A couple of weeks ago we had movie night at the house. By popular demanded we watched “He Named Me Malala”, a documentary about Malala Yusefzai, the young girl that captivated the world after she was shot by the Taliban for encouraging women and girls to get an education. It turned out to be an informative and interesting documentary, everyone was captivated even though English wasn’t the first language of the majority.
But as the movie progressed and more details about the shooting and her studies now, I could sense one of the residents was quite upset. I asked if she wanted to watch something else instead, but she said no, she actually found this very interesting. Once the movie was over, we were all quiet, letting it sink in. I turned to the resident to see how she was doing and could tell she wasn’t herself. She looked paler than usual, she wasn’t talking or smiling as usual, she wouldn’t look up; her eyes were fixed on something on the ground. I asked her again if she was ok. With tears in her eyes she looked at me and said, “this almost happened to me. Malala and I are lucky. We were able to get out, but all I can think of are the girls still stuck in this situation, but no one is paying them any attention.”
Hannah, our resident, was also almost killed because of her commitment to get an education.
In her tight-knit village, women didn’t get an education. They got married and had children. She would sneak out to go to school and then university. After class she would go to a grocery store where she worked to pay for school. Some days she would go work at a farm. “I have no idea how I had the courage to do what I did. But I saw how miserable my sisters, cousins and other women were. Almost all of them were married to abusive husbands, or husbands with drug or alcohol addictions. They were living in constant worry. That wasn’t a life to me. My mother, sisters and one of my brothers supported me, encouraged me and enabled me. They helped me sneak in and out, covered for me and even helped pay for my studies.”
One day, on her way back home from work, her younger brother, the same one that helped her earlier, tried to kill her. The reason she is alive today is only because he panicked for a split second and she ran. “They brainwashed him, blackmailed him and tricked him.”
That split second almost cost him his life because the men of the tribe turned on him. They knew he was sympathetic to me and thought he did this on purpose. He was shot in the head several days later, and although he survived he was never the same. “I lost my brother that day.”
She went to the police who took her to a nearby shelter. “The shelter was a big house with a garden and a thick concrete fence surrounding it. For the first couple of months I wasn’t allowed to go beyond the fence. Eventually they let me start working in the doctors office that was literally across the street.
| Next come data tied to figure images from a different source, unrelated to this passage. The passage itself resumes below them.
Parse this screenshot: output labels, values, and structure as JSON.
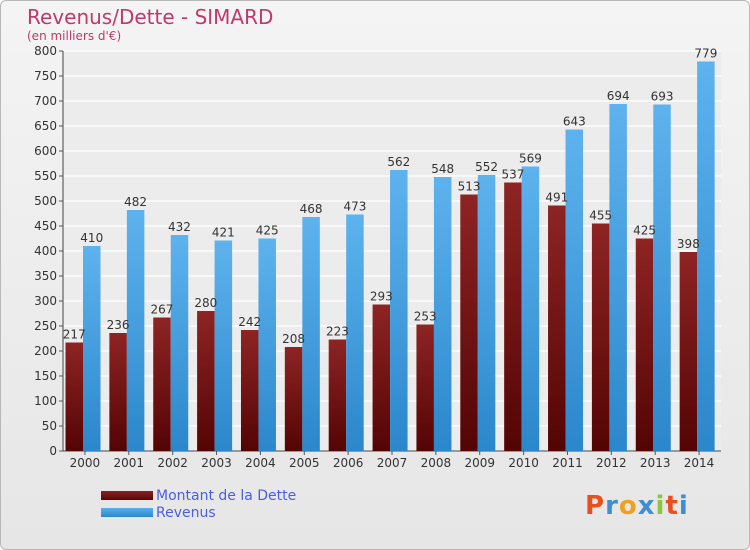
{
  "title": "Revenus/Dette - SIMARD",
  "subtitle": "(en milliers d'€)",
  "chart_data": {
    "type": "bar",
    "title": "Revenus/Dette - SIMARD",
    "ylabel": "(en milliers d'€)",
    "ylim": [
      0,
      800
    ],
    "yticks": [
      0,
      50,
      100,
      150,
      200,
      250,
      300,
      350,
      400,
      450,
      500,
      550,
      600,
      650,
      700,
      750,
      800
    ],
    "grid": true,
    "legend_position": "bottom-left",
    "categories": [
      "2000",
      "2001",
      "2002",
      "2003",
      "2004",
      "2005",
      "2006",
      "2007",
      "2008",
      "2009",
      "2010",
      "2011",
      "2012",
      "2013",
      "2014"
    ],
    "series": [
      {
        "name": "Montant de la Dette",
        "color": "#7a1616",
        "values": [
          217,
          236,
          267,
          280,
          242,
          208,
          223,
          293,
          253,
          513,
          537,
          491,
          455,
          425,
          398
        ]
      },
      {
        "name": "Revenus",
        "color": "#3d9be0",
        "values": [
          410,
          482,
          432,
          421,
          425,
          468,
          473,
          562,
          548,
          552,
          569,
          643,
          694,
          693,
          779
        ]
      }
    ]
  },
  "legend": {
    "debt": "Montant de la Dette",
    "revenue": "Revenus"
  },
  "logo": {
    "text": "Proxiti",
    "colors": [
      "#e8501f",
      "#3f8fd0",
      "#f0a020",
      "#3f8fd0",
      "#8cc63f",
      "#e8501f",
      "#3f8fd0"
    ]
  }
}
This continued for a couple of months until the police informed us that there was word they knew I was at the shelter and would be trying to get me or kill me any day now. Within hours they had me transported in a big police SUV with tinted windows to another shelter in the capital. At this point we knew I had to leave the country because they would find me. So we got in touch with a shelter here in Canada and I left behind my mother, my sisters, my family, friends, degree and everything. But I’m still scared they’ll find me.”
I wondered how it was acceptable for her family to do this, how the police didn’t intervene or how no one did anything!
“My tribe and family are very well known back home. Even the police are afraid of them. No one can interfere in their affairs. They run the weapons and drug cartel in my country. I just wish I could do what Malala did and share my story to help the other girls from my tribe that weren’t as fortunate as me and are still stuck there. InshAllah one day I’ll share my story.”
For now, Hannah has found a new place and is writing her story. So far she’s filled five notebooks but her story isn’t over yet.